Ko won two majors this year – the ANA Inspiration and The Evian Championship. She also claimed third in the AIG Women’s British Open and finished in the top 20 in both the KPMG Women’s PGA Championship and U.S. Women’s Open. Throw in a couple more wins at the CP Women’s Open and the Bank of Hope Founders Cup and it’s easy to see the historic potential.
When you look at the players who have won Rolex Player of the Year, the Vare Trophy and the money title in the same year, you understand just what a big deal this season could be.
Lorena Ochoa took all three in 2006, ‘07 and ‘08 when she was dominating the women’s game. But Ochoa won only two majors in her career, the 2007 AIG Women’s British Open and the ANA Inspiration in 2008, which makes Ko’s two majors this year all the more impressive.
Annika Sorenstam won the money title, the Vare Trophy and Rolex Player of the Year in 1998, 2001, ‘02 and ‘05. But only one of those seasons (2005) did Sorenstam, for whom the Rolex major championship award is named, win multiple majors.
The farther back you go, the larger the multiple-award-winning list becomes. Karrie Webb, Betsy King, Dottie Pepper, Pat Bradley, Beth Daniel, Nancy Lopez, Joanne Carner, Judy Rankin, Kathy Whitworth, they all captured multiple awards in the same season, including Rolex Player of the Year and the Vare Trophy.
But if you want to know how big a deal a clean sweep is, look no further than the players who never did it.
Inbee Park, whose Hall of Fame career includes 19 LPGA Tour wins and 7 major championships, won the money title twice, the Vare Trophy twice and Rolex Player of the Year once. But never did she win all three in the same season.

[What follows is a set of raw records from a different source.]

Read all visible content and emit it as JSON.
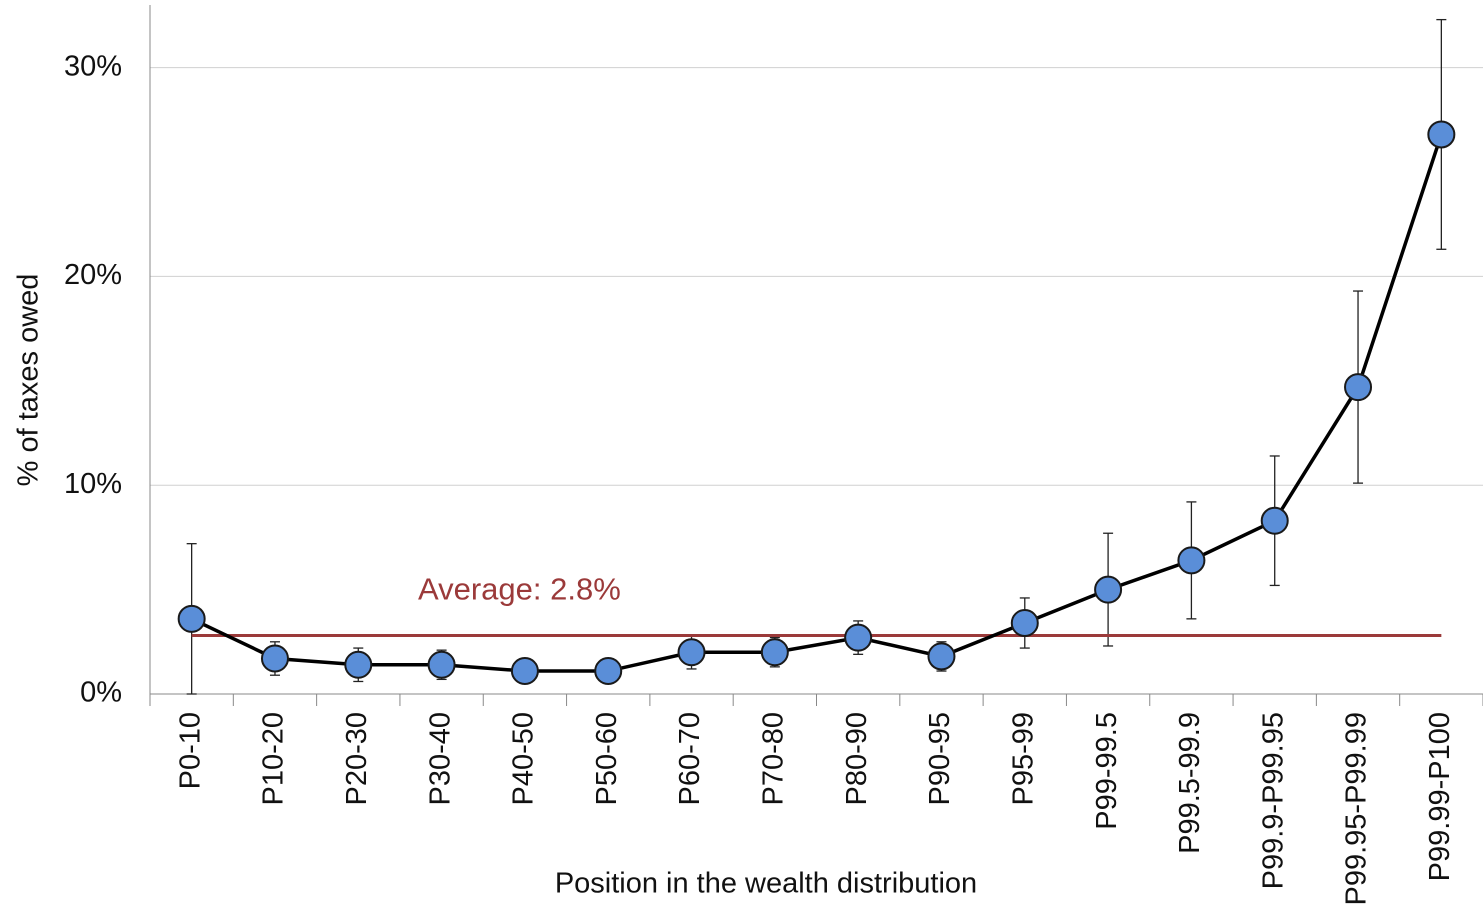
{
  "chart_data": {
    "type": "line",
    "x_label": "Position in the wealth distribution",
    "y_label": "% of taxes owed",
    "categories": [
      "P0-10",
      "P10-20",
      "P20-30",
      "P30-40",
      "P40-50",
      "P50-60",
      "P60-70",
      "P70-80",
      "P80-90",
      "P90-95",
      "P95-99",
      "P99-99.5",
      "P99.5-99.9",
      "P99.9-P99.95",
      "P99.95-P99.99",
      "P99.99-P100"
    ],
    "series": [
      {
        "color": "#5a8ed8",
        "line_color": "#000000",
        "values": [
          3.6,
          1.7,
          1.4,
          1.4,
          1.1,
          1.1,
          2.0,
          2.0,
          2.7,
          1.8,
          3.4,
          5.0,
          6.4,
          8.3,
          14.7,
          26.8
        ],
        "errors": [
          3.6,
          0.8,
          0.8,
          0.7,
          0.2,
          0.2,
          0.8,
          0.7,
          0.8,
          0.7,
          1.2,
          2.7,
          2.8,
          3.1,
          4.6,
          5.5
        ]
      }
    ],
    "average": {
      "value": 2.8,
      "label": "Average:  2.8%",
      "color": "#9b3a3a"
    },
    "ylim": [
      0,
      33
    ],
    "yticks": [
      {
        "value": 0,
        "label": "0%"
      },
      {
        "value": 10,
        "label": "10%"
      },
      {
        "value": 20,
        "label": "20%"
      },
      {
        "value": 30,
        "label": "30%"
      }
    ],
    "grid": true
  }
}
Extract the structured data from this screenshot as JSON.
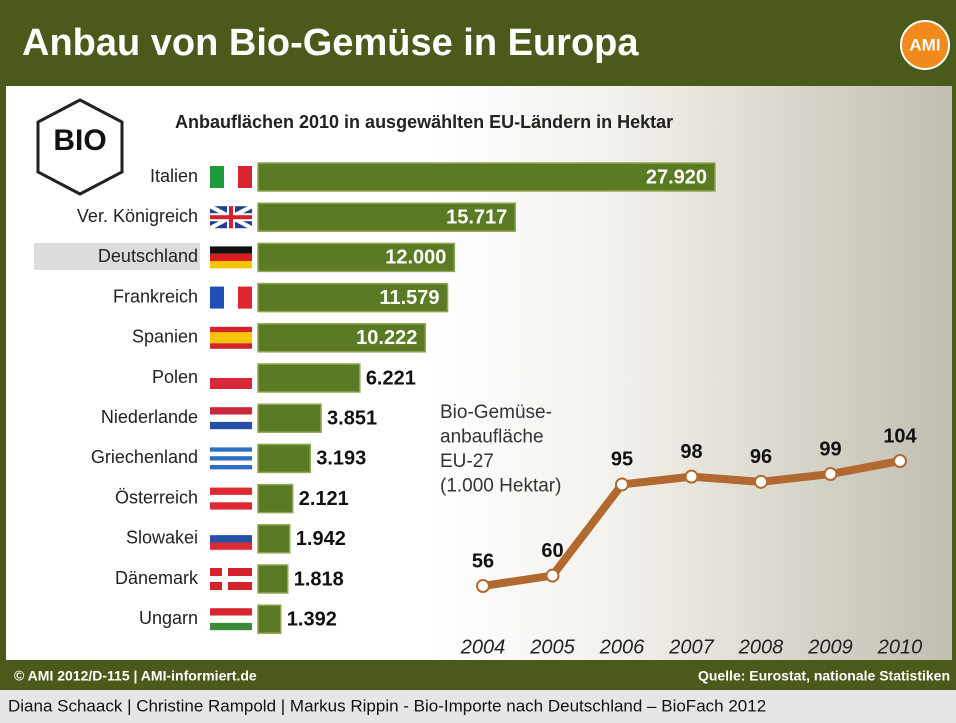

Neither did Se Ri Pak, who won five majors and 25 LPGA Tour titles but never won the money title or Rolex Player of the Year.
Pak began a revolution in the women’s game, inspiring a legion of young girls from the Republic of Korea to take up golf and fight their way to the top of the world stage, including a young Inbee Park. They are the only two Koreans in the LPGA Hall of Fame. It speaks volumes that Jin Young Ko, at 24, could eclipse them both, at least in this one rare sweep.